On a conservé encore aux chrétiens une église, et une rue entière qui leur appartient en propre, en faveur d’un architecte grec nommé Christobule. Cet architecte avait été employé par Mahomet II pour construire une mosquée sur les ruines de l’église des Saints-Apôtres, ancien ouvrage de Théodora, femme de l’empereur Justinien ; et il avait réussi à en faire un édifice qui approche de la beauté de Sainte-Sophie. Il construisit aussi, par ordre de Mahomet, huit écoles et huit hôpitaux dépendants de cette mosquée ; et c’est pour prix de ce service que le sultan lui accorda la rue dont je parle, dont la possession demeura à sa famille. Ce n’est pas un fait digne de l’histoire qu’un architecte ait eu la propriété d’une rue ; mais il est important de connaître que les Turcs ne traitent pas toujours les chrétiens aussi barbarement que nous nous le figurons. Aucune nation chrétienne ne souffre que les Turcs aient chez elle une mosquée, et les Turcs permettent que tous les Grecs aient des églises. Plusieurs de ces églises sont des collégiales ; et on voit dans l’Archipel des chanoines sous la domination d’un bacha.
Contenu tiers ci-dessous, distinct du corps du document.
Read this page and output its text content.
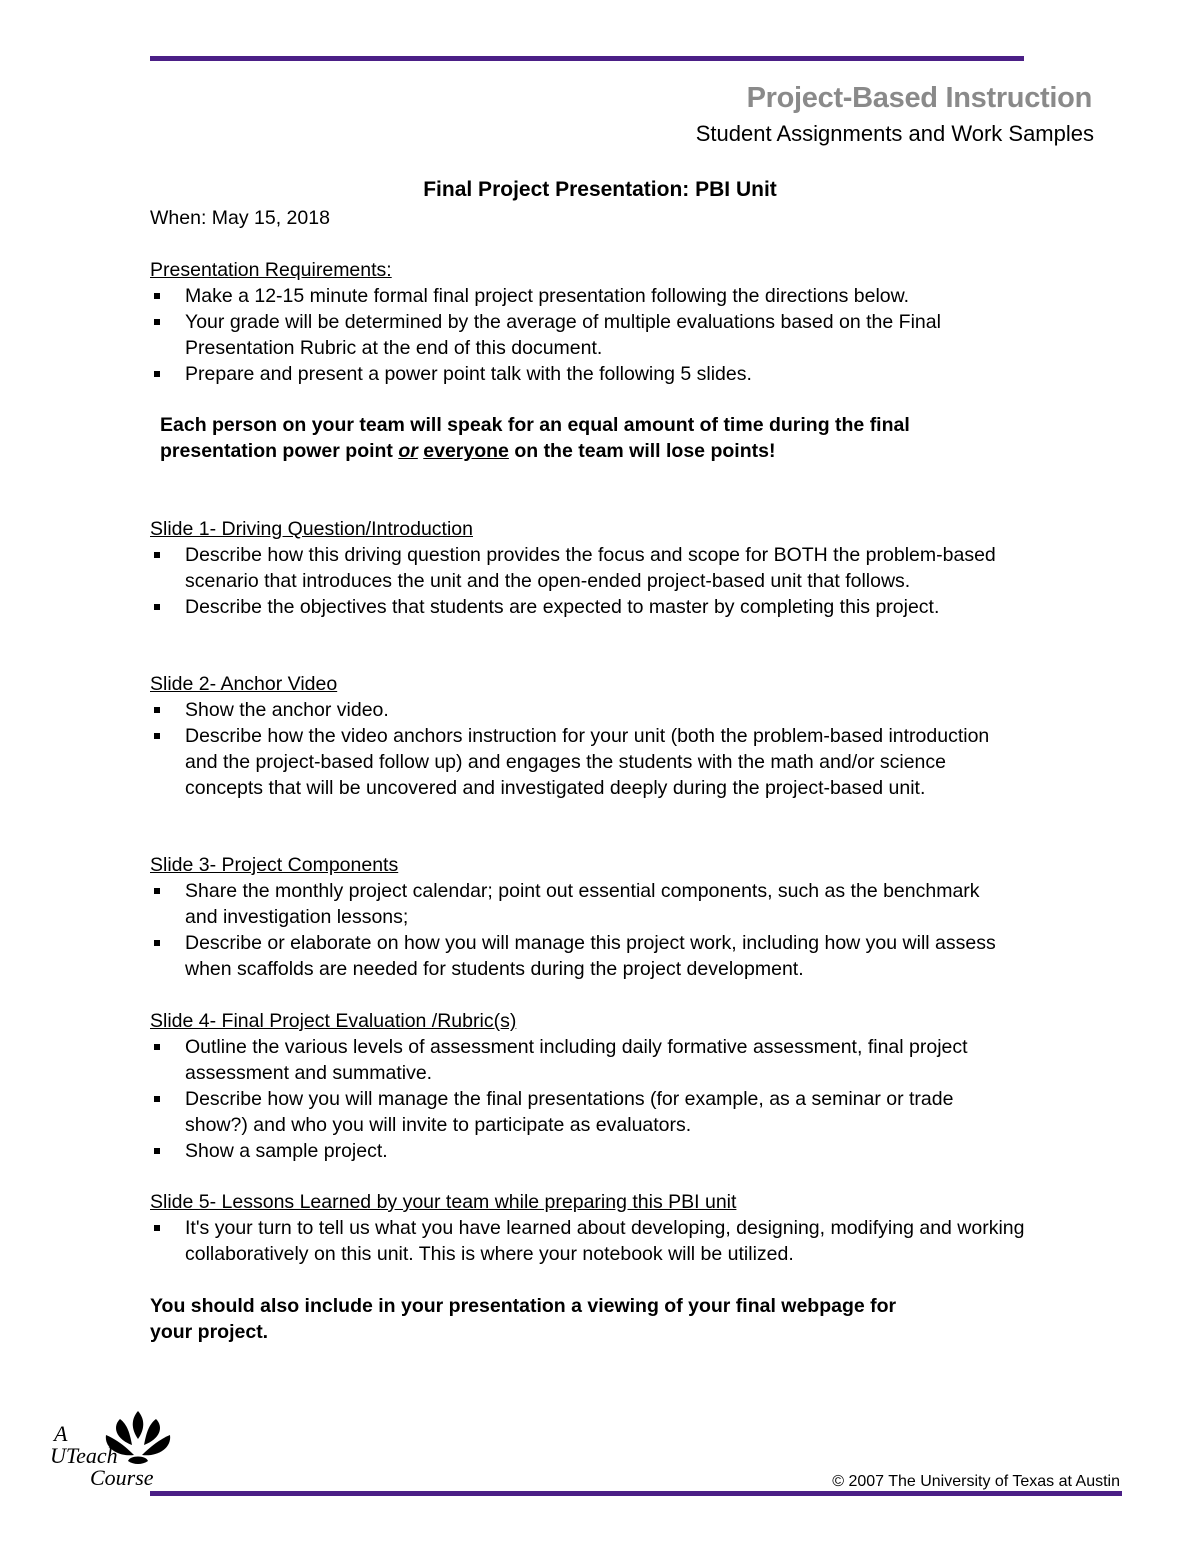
Project-Based Instruction
Student Assignments and Work Samples
Final Project Presentation: PBI Unit
When: May 15, 2018
Presentation Requirements:
Make a 12-15 minute formal final project presentation following the directions below.
Your grade will be determined by the average of multiple evaluations based on the Final Presentation Rubric at the end of this document.
Prepare and present a power point talk with the following 5 slides.
Each person on your team will speak for an equal amount of time during the final
presentation power point or everyone on the team will lose points!
Slide 1- Driving Question/Introduction
Describe how this driving question provides the focus and scope for BOTH the problem-based scenario that introduces the unit and the open-ended project-based unit that follows.
Describe the objectives that students are expected to master by completing this project.
Slide 2- Anchor Video
Show the anchor video.
Describe how the video anchors instruction for your unit (both the problem-based introduction and the project-based follow up) and engages the students with the math and/or science concepts that will be uncovered and investigated deeply during the project-based unit.
Slide 3- Project Components
Share the monthly project calendar; point out essential components, such as the benchmark and investigation lessons;
Describe or elaborate on how you will manage this project work, including how you will assess when scaffolds are needed for students during the project development.
Slide 4- Final Project Evaluation /Rubric(s)
Outline the various levels of assessment including daily formative assessment, final project assessment and summative.
Describe how you will manage the final presentations (for example, as a seminar or trade show?) and who you will invite to participate as evaluators.
Show a sample project.
Slide 5- Lessons Learned by your team while preparing this PBI unit
It's your turn to tell us what you have learned about developing, designing, modifying and working collaboratively on this unit. This is where your notebook will be utilized.
You should also include in your presentation a viewing of your final webpage for
your project.
A
UTeach
Course	© 2007 The University of Texas at Austin
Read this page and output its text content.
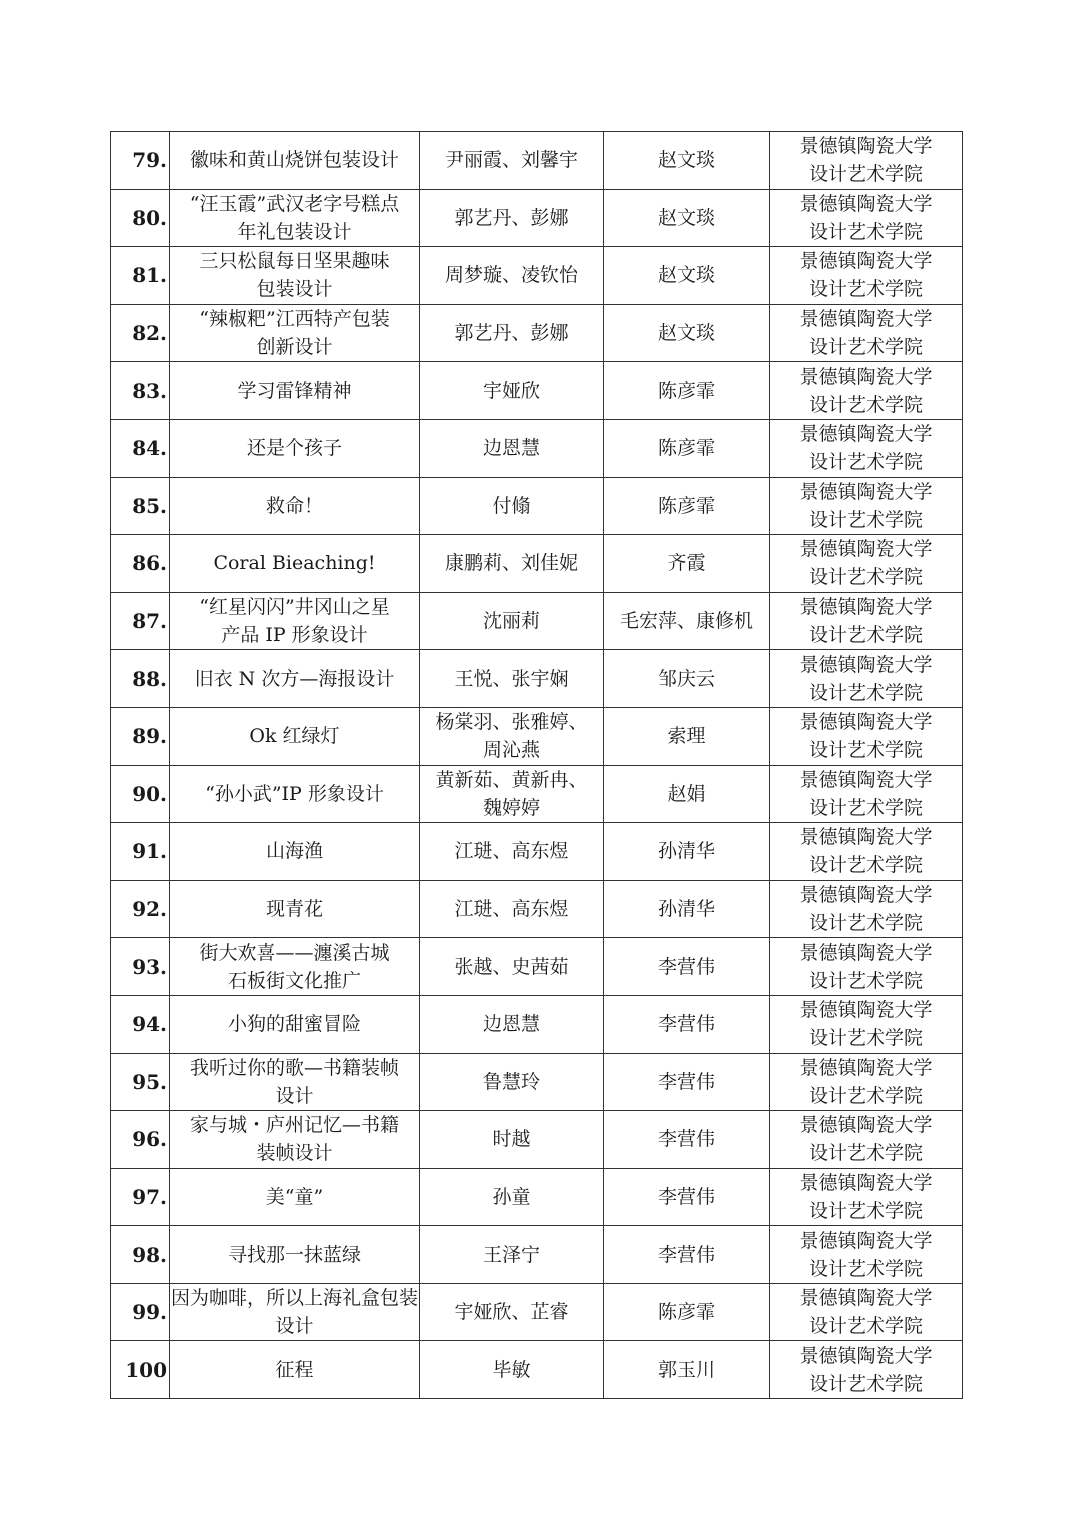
79.	徽味和黄山烧饼包装设计	尹丽霞、刘馨宇	赵文琰	景德镇陶瓷大学
设计艺术学院

80.	“汪玉霞”武汉老字号糕点
年礼包装设计	郭艺丹、彭娜	赵文琰	景德镇陶瓷大学
设计艺术学院

81.	三只松鼠每日坚果趣味
包装设计	周梦璇、凌钦怡	赵文琰	景德镇陶瓷大学
设计艺术学院

82.	“辣椒粑”江西特产包装
创新设计	郭艺丹、彭娜	赵文琰	景德镇陶瓷大学
设计艺术学院

83.	学习雷锋精神	宇娅欣	陈彦霏	景德镇陶瓷大学
设计艺术学院

84.	还是个孩子	边恩慧	陈彦霏	景德镇陶瓷大学
设计艺术学院

85.	救命！	付翛	陈彦霏	景德镇陶瓷大学
设计艺术学院

86.	Coral Bieaching!	康鹏莉、刘佳妮	齐霞	景德镇陶瓷大学
设计艺术学院

87.	“红星闪闪”井冈山之星
产品 IP 形象设计	沈丽莉	毛宏萍、康修机	景德镇陶瓷大学
设计艺术学院

88.	旧衣 N 次方—海报设计	王悦、张宇娴	邹庆云	景德镇陶瓷大学
设计艺术学院

89.	Ok 红绿灯	杨棠羽、张雅婷、
周沁燕	索理	景德镇陶瓷大学
设计艺术学院

90.	“孙小武”IP 形象设计	黄新茹、黄新冉、
魏婷婷	赵娟	景德镇陶瓷大学
设计艺术学院

91.	山海渔	江琎、高东煜	孙清华	景德镇陶瓷大学
设计艺术学院

92.	现青花	江琎、高东煜	孙清华	景德镇陶瓷大学
设计艺术学院

93.	街大欢喜——瀍溪古城
石板街文化推广	张越、史茜茹	李营伟	景德镇陶瓷大学
设计艺术学院

94.	小狗的甜蜜冒险	边恩慧	李营伟	景德镇陶瓷大学
设计艺术学院

95.	我听过你的歌—书籍装帧
设计	鲁慧玲	李营伟	景德镇陶瓷大学
设计艺术学院

96.	家与城・庐州记忆—书籍
装帧设计	时越	李营伟	景德镇陶瓷大学
设计艺术学院

97.	美“童”	孙童	李营伟	景德镇陶瓷大学
设计艺术学院

98.	寻找那一抹蓝绿	王泽宁	李营伟	景德镇陶瓷大学
设计艺术学院

99.	因为咖啡，所以上海礼盒包装
设计	宇娅欣、芷睿	陈彦霏	景德镇陶瓷大学
设计艺术学院

100	征程	毕敏	郭玉川	景德镇陶瓷大学
设计艺术学院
Les erreurs historiques séduisent les nations entières. Une foule d’écrivains occidentaux a prétendu que les mahométans adoraient Vénus, et qu’ils niaient la Providence. Grotius lui-même a répété que Mahomet, ce grand et faux prophète, avait instruit une colombe à voler auprès de son oreille, et avait fait accroire que l’esprit de Dieu venait l’instruire sous cette forme. On a prodigué sur le conquérant Mahomet II des contes non moins ridicules.